Across mediums and motifs, the exhibition holds a subtle tension between natural growth and scientific categorisation, or between what is documented and what is felt. Tomšič treads the line between botany and mythology, reinterpreting history and engaging with speculative imaginaries. What kinds of knowledge do we allow to flower? Who gets to name, to map, and to archive? To walk through A garden, somewhat deserted is to enter a landscape shaped not only by species and stones, but also by the quiet labour of women who moved between worlds, leaving traces in soil, language, and lineage. In Tomšič’s hands, their memory becomes more than a subject of study: it is a ritual act of cultivation, of reclaiming what has long been silenced beneath the surface.
[1] Neja Tomšič, excerpt from a short text
[2] Plans Raisonnes De Toutes Les Especes De Jardins. Paris: Mme Huzard. C.1828.
TEXT & CURATOR: Nikolaos Akritidis
Composer: Gašper Torkar
Vocal group Ardeo: Maja Dobnik, Klara Kobal, Veronika Pregelj, Kristina Pregelj, and Mateja Mikluš
Sound equipment: MoTA – Museum of Transitory Art
Graphics were created at the MGLC printmaking studio.
Metal sculptures were produced by Uroš Mehle Locksmith Workshop.
Residency support in Gorizia: GO!2025 and KB 1909
Research assistance: Darinka Kozinc from the Association for the Preservation of the Cultural Heritage of the Alexandrian Women, and Dominique Lassere from the CIRAD Historical Library in Paris.

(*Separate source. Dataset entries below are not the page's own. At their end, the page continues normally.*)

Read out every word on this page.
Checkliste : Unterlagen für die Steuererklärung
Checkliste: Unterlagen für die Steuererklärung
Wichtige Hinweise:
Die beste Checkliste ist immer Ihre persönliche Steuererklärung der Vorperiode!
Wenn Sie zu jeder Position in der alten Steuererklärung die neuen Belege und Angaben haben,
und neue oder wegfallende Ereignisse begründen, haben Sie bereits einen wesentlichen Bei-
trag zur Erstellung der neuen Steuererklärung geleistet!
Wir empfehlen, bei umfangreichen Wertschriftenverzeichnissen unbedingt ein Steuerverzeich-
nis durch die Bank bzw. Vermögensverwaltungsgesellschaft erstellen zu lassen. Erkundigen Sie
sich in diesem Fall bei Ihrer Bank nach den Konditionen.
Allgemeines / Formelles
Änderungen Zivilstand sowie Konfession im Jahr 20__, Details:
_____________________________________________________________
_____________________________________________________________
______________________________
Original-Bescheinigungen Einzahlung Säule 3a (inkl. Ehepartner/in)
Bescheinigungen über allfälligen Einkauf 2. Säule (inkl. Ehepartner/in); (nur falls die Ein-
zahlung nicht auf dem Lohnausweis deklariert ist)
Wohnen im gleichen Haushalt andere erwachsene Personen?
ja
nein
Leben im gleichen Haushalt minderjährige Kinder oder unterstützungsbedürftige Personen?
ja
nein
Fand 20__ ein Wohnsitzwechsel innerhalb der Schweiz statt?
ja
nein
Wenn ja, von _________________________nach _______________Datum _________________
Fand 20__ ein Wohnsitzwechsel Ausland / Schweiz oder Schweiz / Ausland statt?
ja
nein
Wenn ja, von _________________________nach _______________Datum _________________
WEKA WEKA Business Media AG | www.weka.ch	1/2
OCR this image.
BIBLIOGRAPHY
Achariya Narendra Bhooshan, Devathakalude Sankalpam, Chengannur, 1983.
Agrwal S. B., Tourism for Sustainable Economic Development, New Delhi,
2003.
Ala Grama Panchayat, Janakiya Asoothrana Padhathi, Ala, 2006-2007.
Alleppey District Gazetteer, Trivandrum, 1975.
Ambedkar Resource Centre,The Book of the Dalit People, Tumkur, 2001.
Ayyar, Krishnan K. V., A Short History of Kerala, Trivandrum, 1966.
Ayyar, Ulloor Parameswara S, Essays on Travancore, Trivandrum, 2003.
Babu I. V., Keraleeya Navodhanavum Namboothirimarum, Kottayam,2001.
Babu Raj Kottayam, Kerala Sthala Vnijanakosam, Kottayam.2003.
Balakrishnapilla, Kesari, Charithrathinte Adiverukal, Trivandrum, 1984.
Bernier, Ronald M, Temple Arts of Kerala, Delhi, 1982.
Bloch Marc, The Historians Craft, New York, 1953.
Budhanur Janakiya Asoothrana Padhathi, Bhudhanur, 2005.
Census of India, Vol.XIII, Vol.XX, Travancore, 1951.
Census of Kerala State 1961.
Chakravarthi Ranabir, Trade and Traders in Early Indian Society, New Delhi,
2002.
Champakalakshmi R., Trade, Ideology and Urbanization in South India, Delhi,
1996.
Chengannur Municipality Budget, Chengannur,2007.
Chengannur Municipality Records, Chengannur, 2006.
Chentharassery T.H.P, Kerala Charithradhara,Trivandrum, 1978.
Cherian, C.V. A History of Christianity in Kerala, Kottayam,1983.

The exhibition is part of the multi-year artistic research project Untangling a Garden, ongoing since 2022 in collaboration with numerous partners. More about the project and its previous phases is available at this link: https://ne-ja.com/untangling-a-garden
Neja Tomšič is research-based visual artist, storyteller, performer and ritual maker, working with drawing, objects and sound, interested in long processes and slow work. Her practice reflects on dominant historical narratives, researches into particularities, and creates situations in which new understandings of the present can be formed. She is a member of the Nonument Group, an art collective that maps, researches and intervenes into nonuments - public space, monuments and architecture that has undergone a shift in meaning due to political and social changes. The group was awarded the Plečnik medal for their contribution to architectural culture.
Her Opium Clippers performance saw more than 120 repetitions and was presented in 16 countries. Her artist book Opium Clippers published by Rostfrei Publishing was the recepient of the Best Slovenian Artist Book in 2017/2018 award and the Best Book Design at the Slovenian Book Fair. Neja also co-founded MoTA (Museum of Transitory Art), a Ljubljana-based research and production platform devoted to transitory art, where she worked as a producer and international projects coordinator between 2007 and 2020 and was the director of SONICA festival from 2017 to 2021. She lives and works in Ljubljana.